Please pass the whiteout!

Remember how all that was needed to convince the entire city of Metropolis that Clark Kent and Superman were different people… was a simple pair of eyeglasses?

Well, here is the real world equivalent. 

Schoonhoven's "R69-32"

Schoonhoven’s “R69-32”

Our story opens at the Van Bommel Van Dam Museum in the southeastern Netherlands City of Venlo when, on March 22, 2013, a piece by the late renown Dutch artist, Jan Schoonhoven, disappeared.  It was one of 4 pieces stolen at the time from the museum.   

 The piece, titled “R69-32,” was a white rectangular relief consisting of papier-mâché triangular blocks.

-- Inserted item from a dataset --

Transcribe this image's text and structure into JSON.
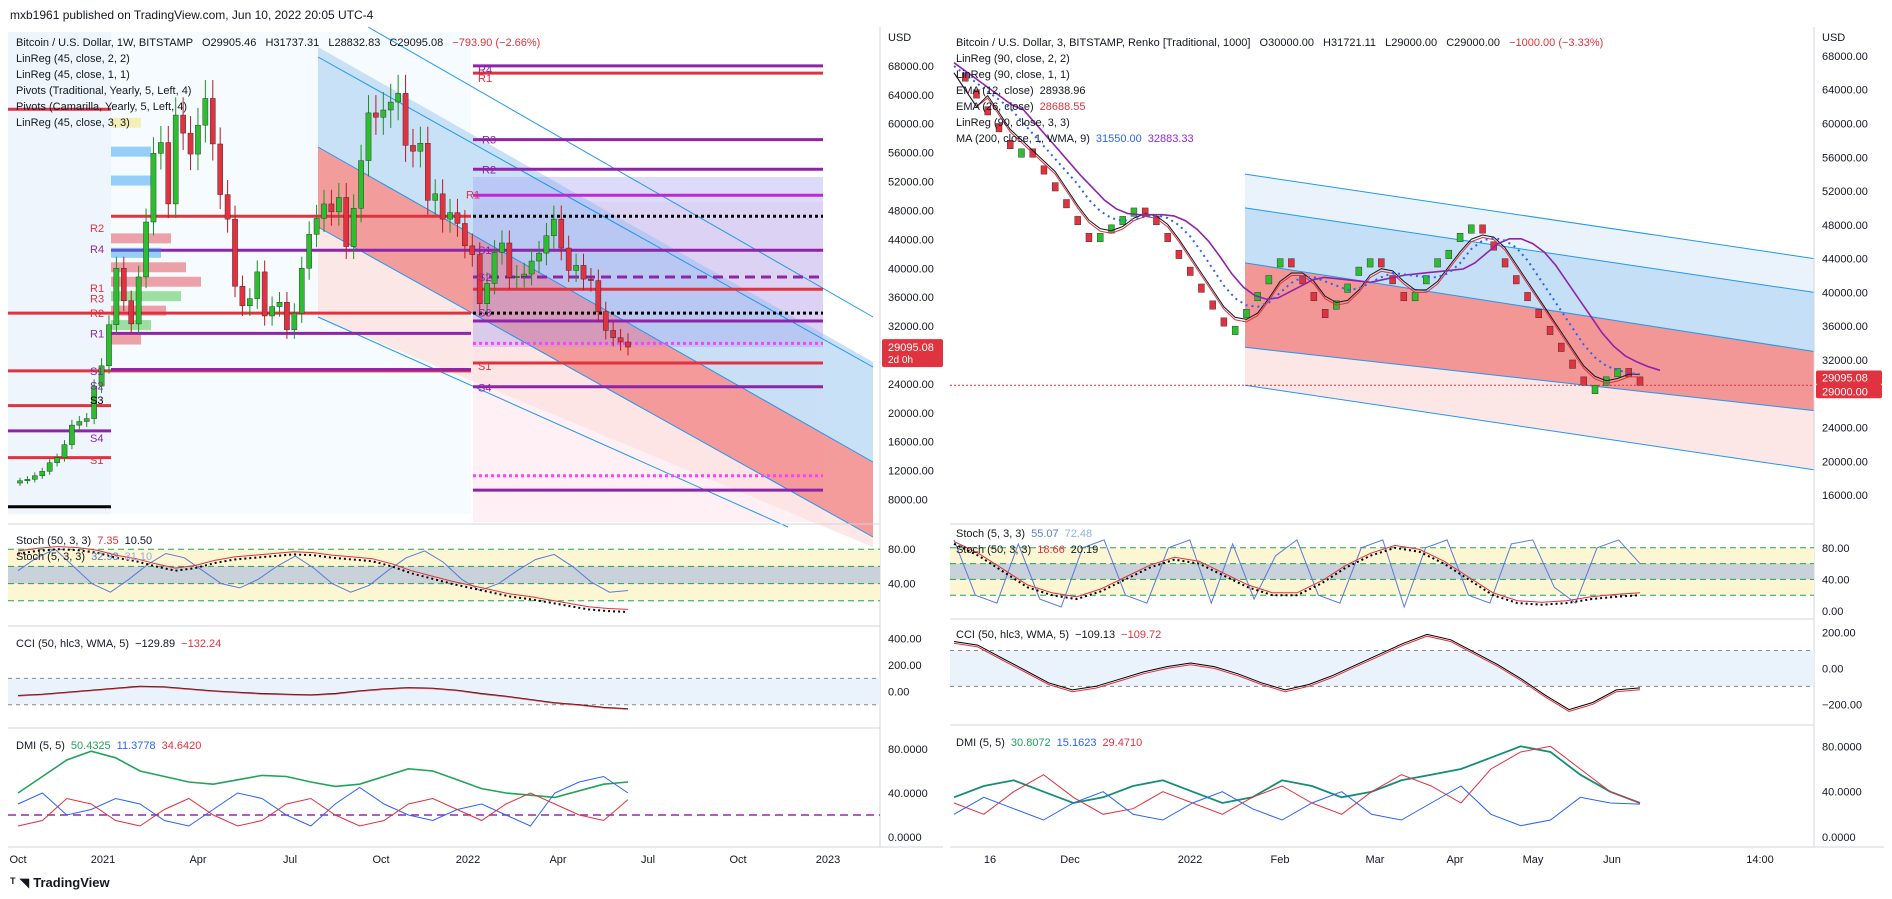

The piece was immediately reported as stolen to the police authorities and to the Art Loss Register. 

 The Art Loss Register is the world‘s largest database of stolen art.  Fine art dealers, who fail to first check with the Art Loss Register on the bonafides of works that come across their desks, do so at extreme financial risk. 

 Fast forward  a couple of months to June 2013, and Sotheby’s/London found itself presented with a Jan Schoonhoven piece to sell which could only be described as a white rectangular relief consisting of papier-mâché triangular blocks.  Sotheby’s contacted the Art Loss Register and was duly advised of the recent theft of “R69-32.”   The problem was that the white rectangular relief consisting of papier-mâché triangular blocks in Sotheby’s possession was titled………… “R69-39.”

 You guessed it.  The art thief altered that one digit. Oh, the damage one can do with a pencil eraser.  

 That negligible alteration was apparently enough to fool a whole lot of people because, despite the report from the Art Loss Register, Sotheby’s, and the experts it retained to pass on the piece, decided that their piece was not the stolen Schoonhoven. The piece was sold at auction on June 27, 2013, for $285,000. 

 Paul Van Rosmalen, an executive at the Borzo Modern Art and Contemporary Gallery, 1 of the 2 purchasers of the piece, caught onto the scheme and detected the fraud. 

 Sometimes it doesn’t take much to fool the provenance experts.  But then again, when dealers and vendors are desperate for product to sell and commissions to make, sometimes even the experts see only what they want to see.

 Maybe Clark Kent’s eyeglasses could have helped.